Si ride. E son risate senza retrogusto, perché l'amarezza qui è tenuta a bada, per lunghi tratti. La satira sulla gioventù hitleriana è simpatica, ma molto facile. Cosa c'è di più facile che sfottere i nazisti e le loro contraddizioni? È come sparare sulla croce rossa. L'assurda narrazione degli ebrei, l'assurdo mito ariano, una società stupidamente militaresca. Il tono canzonatorio e iperbolico (ebrei con le squame e le corna, comunisti che “si fanno i nostri cani”) rende quasi scontata e accessoria la questione. Non c'è bisogno di argomentare, è tutto un maramaldeggiare.
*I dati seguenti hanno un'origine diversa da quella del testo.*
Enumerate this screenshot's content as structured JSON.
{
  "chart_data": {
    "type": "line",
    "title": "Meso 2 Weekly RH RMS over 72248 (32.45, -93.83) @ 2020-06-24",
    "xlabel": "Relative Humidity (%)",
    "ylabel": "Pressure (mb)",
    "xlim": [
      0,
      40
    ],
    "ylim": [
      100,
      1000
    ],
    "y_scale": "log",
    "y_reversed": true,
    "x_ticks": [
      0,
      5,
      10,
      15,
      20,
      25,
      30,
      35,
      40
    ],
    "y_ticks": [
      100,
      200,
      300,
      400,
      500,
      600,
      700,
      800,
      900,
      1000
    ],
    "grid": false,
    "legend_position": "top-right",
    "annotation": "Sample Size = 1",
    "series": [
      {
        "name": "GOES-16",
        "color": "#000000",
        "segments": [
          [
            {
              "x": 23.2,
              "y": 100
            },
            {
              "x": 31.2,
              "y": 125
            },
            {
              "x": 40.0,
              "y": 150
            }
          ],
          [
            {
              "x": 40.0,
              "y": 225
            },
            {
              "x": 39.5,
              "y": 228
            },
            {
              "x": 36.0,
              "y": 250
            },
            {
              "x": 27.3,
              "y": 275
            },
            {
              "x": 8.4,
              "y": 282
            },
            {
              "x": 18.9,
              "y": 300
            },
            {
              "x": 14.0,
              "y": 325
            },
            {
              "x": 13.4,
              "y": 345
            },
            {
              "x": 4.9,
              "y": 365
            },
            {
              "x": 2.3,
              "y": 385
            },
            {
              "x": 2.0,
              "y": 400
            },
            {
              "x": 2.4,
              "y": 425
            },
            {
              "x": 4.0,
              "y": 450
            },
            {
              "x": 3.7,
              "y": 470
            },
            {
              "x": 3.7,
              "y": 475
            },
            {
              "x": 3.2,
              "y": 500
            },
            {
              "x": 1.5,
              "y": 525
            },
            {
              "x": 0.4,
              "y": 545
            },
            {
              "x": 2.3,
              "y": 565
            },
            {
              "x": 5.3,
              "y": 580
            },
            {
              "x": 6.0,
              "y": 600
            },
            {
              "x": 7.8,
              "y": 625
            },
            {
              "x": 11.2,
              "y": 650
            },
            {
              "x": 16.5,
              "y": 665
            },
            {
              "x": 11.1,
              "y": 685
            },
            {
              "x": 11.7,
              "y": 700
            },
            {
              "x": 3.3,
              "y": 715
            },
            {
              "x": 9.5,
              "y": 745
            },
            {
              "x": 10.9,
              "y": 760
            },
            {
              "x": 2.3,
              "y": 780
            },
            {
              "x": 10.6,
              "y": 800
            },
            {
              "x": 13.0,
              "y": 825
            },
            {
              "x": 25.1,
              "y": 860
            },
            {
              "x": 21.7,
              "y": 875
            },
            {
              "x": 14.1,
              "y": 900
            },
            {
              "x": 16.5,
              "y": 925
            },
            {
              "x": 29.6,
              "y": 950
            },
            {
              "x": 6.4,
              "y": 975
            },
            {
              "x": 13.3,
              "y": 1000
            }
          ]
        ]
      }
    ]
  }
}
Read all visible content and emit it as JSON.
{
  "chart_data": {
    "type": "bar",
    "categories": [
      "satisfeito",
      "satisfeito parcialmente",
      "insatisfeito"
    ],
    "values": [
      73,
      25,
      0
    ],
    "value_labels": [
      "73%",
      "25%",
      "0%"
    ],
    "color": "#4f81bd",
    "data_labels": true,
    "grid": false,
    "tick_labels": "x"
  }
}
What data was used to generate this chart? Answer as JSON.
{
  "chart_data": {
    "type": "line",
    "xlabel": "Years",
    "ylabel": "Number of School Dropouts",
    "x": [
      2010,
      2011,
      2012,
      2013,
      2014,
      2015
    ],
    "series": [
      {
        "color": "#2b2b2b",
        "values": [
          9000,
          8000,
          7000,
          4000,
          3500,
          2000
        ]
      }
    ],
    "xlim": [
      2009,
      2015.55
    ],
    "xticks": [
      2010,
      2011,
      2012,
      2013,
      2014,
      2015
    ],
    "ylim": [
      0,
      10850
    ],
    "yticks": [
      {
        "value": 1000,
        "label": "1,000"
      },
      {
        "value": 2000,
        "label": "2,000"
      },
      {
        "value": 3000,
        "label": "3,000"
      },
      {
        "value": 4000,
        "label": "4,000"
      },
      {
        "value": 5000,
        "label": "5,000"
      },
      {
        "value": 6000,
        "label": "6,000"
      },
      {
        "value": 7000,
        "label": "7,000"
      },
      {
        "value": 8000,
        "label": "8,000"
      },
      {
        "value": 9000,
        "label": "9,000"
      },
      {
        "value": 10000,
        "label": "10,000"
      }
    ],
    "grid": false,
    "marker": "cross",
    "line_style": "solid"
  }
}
Jojo Rabbit è bello soprattutto per altri motivi. Il nazismo simboleggia qualcosa di più. È la summa di tutti i miti e i tic mentali che gli adulti trasferiscono sui bambini, lasciandoli incastrati tra gli ingranaggi dei loro sentimenti genuini e quelli imposti e poi interiorizzati dell'educazione, dell'ideologia, dell'epica nazionale.

E in tutto questo c'è una madre meravigliosa che è dissidente politica, chioccia amorevole, e anche padre, se necessario. Una madre bellissima che deve sopportare gli entusiasmi politici del figlio di dieci anni, supportarli anche, ma raccordandoli al suo mondo di affetti, il mondo dolce di una madre che si preoccupa per le ginocchia sbucciate del figlio, ma gli dice anche che quelle orribili cicatrici che Jojo si trova in faccia non sono nulla di ché, che andranno via presto. Recita ottimismo con il cuore in frantumi.

Il personaggio di Scarlett Johansson conquista, non si può non innamorarsene. E laddove lo Stato sembrerebbe maschio virilissimo, in realtà si rivela fanciullo borioso, pieno di folli convinzioni, sempre corrucciato come il piccolo Jojo. In realtà il ragazzino vorrebbe solo sentirsi accettato, vorrebbe una carezza. E, allo stesso modo, lo Stato lo possono salvare solo le madri come Scarlett, mentre i mariti muoiono in guerra. Se non lo salvano, possono riaccendergli il senso dei sentimenti, la necessità della pace, la dignità dell'essere innamorati, anche di un'ebrea.

Il film ha un'andatura un po' zoppicante, alternata tra parti un po' blande e altre molto riuscite, anche visivamente. Strafalcioni buffi, personaggi macchietta, e poi approfondimento morale, diverse tonalità emotive. Ci sono inquadrature che restano impresse, e una riguarda un paio di piedi con scarpette smaltate. C'è un po' di retorica antinazista non necessaria che diluisce la qualità, ma alcuni momenti sono mirabili e tutto sommato il meccanismo antifrastico funziona. Mostrandoci l'entusiasmo dei bambini per il nazismo, si smascherano le implicite assurdità di un capriccio bambinesco.

Obiettivo base, facile, a cui si aggiunge la tenerissima battaglia di un bimbo tra sentimenti buoni e spontanei e sovrastrutture inspiegabilmente ostili ma ben sedimentate. Jojo di fronte all'amore non sa spiegarsi perché quel sentimento, secondo Hitler, sarebbe sbagliato. Quando vive, Jojo capisce che quella dottrina fa a cazzotti con il normale scorrere dell'esistenza e dei sentimenti. È un capriccio furibondo di un eterno moccioso che non vive, che si arrocca nel suo patetico castello.

Simpatico il Führer interpretato dallo stesso Waititi, che fa da prosopopea dell'anima del piccolo Jojo, tra gag slapstick e divertenti iperboli ideologiche. Dolcissimi i dialoghi tra Jojo e l'amico paffutello che mescolano assurde questioni belliche e normali confidenze adolescenziali. “Ho quasi la fidanzata, però è ebrea”.